Too Many Burned Out Pastors
Unfortunately, that pastor wasn’t the only one to have such a story last Sunday. Hundreds did. This year, thousands will leave the ministry, burned out and hurting. From big and small churches, growing and stagnant ones.
We hear about the famous pastors when they step down or burn out. That’s the price of fame. And it’s a steep one. Both your successes and your failures are amplified.
But a different price is paid by those who aren’t known to anyone outside their family and small congregation. While the successes and pains of well-known pastors are spotlighted, the successes and pains of the small church pastors are ignored and forgotten.
Both hurt equally. Both bear the burden of the problems that caused them to leave the church, and often the ministry. The pain of the megachurch pastor is intensified by failing under the unforgiving glare of the spotlight, while the pain of the other is amplified by failing in anonymity. Forgotten by almost everyone.
Both scenarios are toxic. They break the heart of Jesus, they damage his church, they devastate pastors’ families, they ruin ministries and they make it harder for church members to trust a pastor again – or to trust God again.
Change the Church Success Paradigm
It doesn’t have to be this way. It shouldn’t be this way.
We have to let go of the unbiblical expectations that have been placed on pastors’ shoulders. That we’ve placed on our own shoulders.
Pastors were never meant to carry this big a burden. No one person is capable of being the preacher, teacher, vision-caster, CEO, leader, evangelist, soul-winner, fundraiser, marriage counselor, and all-around paragon of virtue that we expect pastors to pull off – many of them while working a full-time job outside the church walls.
But it’s been done this way for so many years, it sometimes feels like a runaway train that can’t be stopped.
It must be stopped.
Redefining Success In Ministry
No one can stop this runaway train but us, pastors.
We have to say no.
For some of us, that means saying no to the unreasonable expectations of our church members, deacon boards and denominational officials. But for all of us it means saying no to our own unbiblical expectations of ourselves. Saying no to a paradigm that we have built and perpetuated around a combination of our own egos and insecurities.
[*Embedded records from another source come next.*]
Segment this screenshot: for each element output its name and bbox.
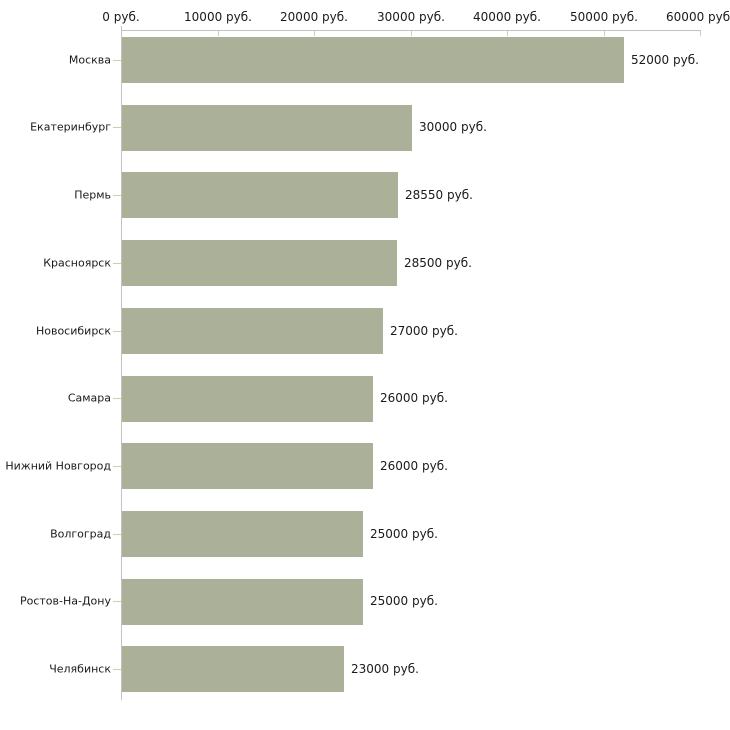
category-tick-mark [113, 601, 121, 602]
bar [122, 105, 412, 151]
category-label: Волгоград [50, 527, 111, 541]
bar [122, 172, 398, 218]
x-axis-tick-label: 0 руб. [102, 10, 140, 24]
value-label: 30000 руб. [419, 120, 487, 134]
x-axis-tick-mark [218, 31, 219, 36]
category-tick-mark [113, 466, 121, 467]
category-label: Москва [68, 53, 111, 67]
bar [122, 579, 363, 625]
x-axis-tick-label: 60000 руб. [666, 10, 730, 24]
x-axis-tick-label: 10000 руб. [184, 10, 252, 24]
x-axis-tick-mark [507, 31, 508, 36]
category-label: Самара [67, 391, 111, 405]
x-axis-tick-mark [604, 31, 605, 36]
bar [122, 240, 397, 286]
category-tick-mark [113, 398, 121, 399]
x-axis-tick-mark [411, 31, 412, 36]
category-label: Красноярск [43, 256, 111, 270]
category-tick-mark [113, 534, 121, 535]
bar [122, 308, 383, 354]
category-tick-mark [113, 60, 121, 61]
category-label: Новосибирск [35, 324, 111, 338]
value-label: 25000 руб. [370, 527, 438, 541]
category-label: Челябинск [49, 662, 111, 676]
category-tick-mark [113, 331, 121, 332]
value-label: 25000 руб. [370, 594, 438, 608]
category-label: Пермь [74, 188, 111, 202]
category-tick-mark [113, 669, 121, 670]
bar [122, 646, 344, 692]
category-label: Екатеринбург [30, 120, 111, 134]
category-tick-mark [113, 263, 121, 264]
category-tick-mark [113, 127, 121, 128]
x-axis-tick-mark [314, 31, 315, 36]
bar [122, 37, 624, 83]
bar [122, 443, 373, 489]
category-tick-mark [113, 195, 121, 196]
value-label: 26000 руб. [380, 459, 448, 473]
x-axis-tick-label: 40000 руб. [473, 10, 541, 24]
y-axis-line [121, 26, 122, 700]
x-axis-line [121, 30, 701, 31]
x-axis-tick-label: 20000 руб. [280, 10, 348, 24]
value-label: 52000 руб. [631, 53, 699, 67]
x-axis-tick-label: 50000 руб. [570, 10, 638, 24]
value-label: 23000 руб. [351, 662, 419, 676]
value-label: 28550 руб. [405, 188, 473, 202]
category-label: Нижний Новгород [5, 459, 111, 473]
bar [122, 376, 373, 422]
x-axis-tick-label: 30000 руб. [377, 10, 445, 24]
x-axis-tick-mark [700, 31, 701, 36]
value-label: 28500 руб. [404, 256, 472, 270]
value-label: 26000 руб. [380, 391, 448, 405]
value-label: 27000 руб. [390, 324, 458, 338]
bar [122, 511, 363, 557]
category-label: Ростов-На-Дону [19, 594, 111, 608]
We are not the builders of the church, Jesus is.
We are not capable of working ourselves to the bone emotionally and spiritually without something breaking inside us.
We can’t keep pushing ourselves physically with too little sleep, too much food and too little exercise.
We can’t keep neglecting our spouses and families while we burn the ministry candle at both ends and not expect that everyone – our families, our churches and ourselves – will pay an enormous price for it.
We have to redefine what success in ministry looks like. Because too many good people are being hurt as we pursue our current, unsupportable version of success.
Pray for Each Other
Today, let’s pause. Take a breath. And pray.
Pray for the hurting pastors, known and unknown, who have left a church they loved – and maybe still love.
Pray for the famous pastors suffering under the unbearable glare of the spotlight.
Pray for the unknown pastors feeling lost and forgotten.
Pray for their families who have borne years of pain silently, and who are bearing even more right now.
Pray for the church members who don’t know whether to feel angry, sad or something else.
Pray that the God who promised that his yoke was easy and his burden light, will ease the much heavier burdens we have placed on our own shoulders. And replace it with his peace, his comfort and his hope.
Karl Vaters is pastor of Cornerstone Christian Fellowship in Fountain Valley, California.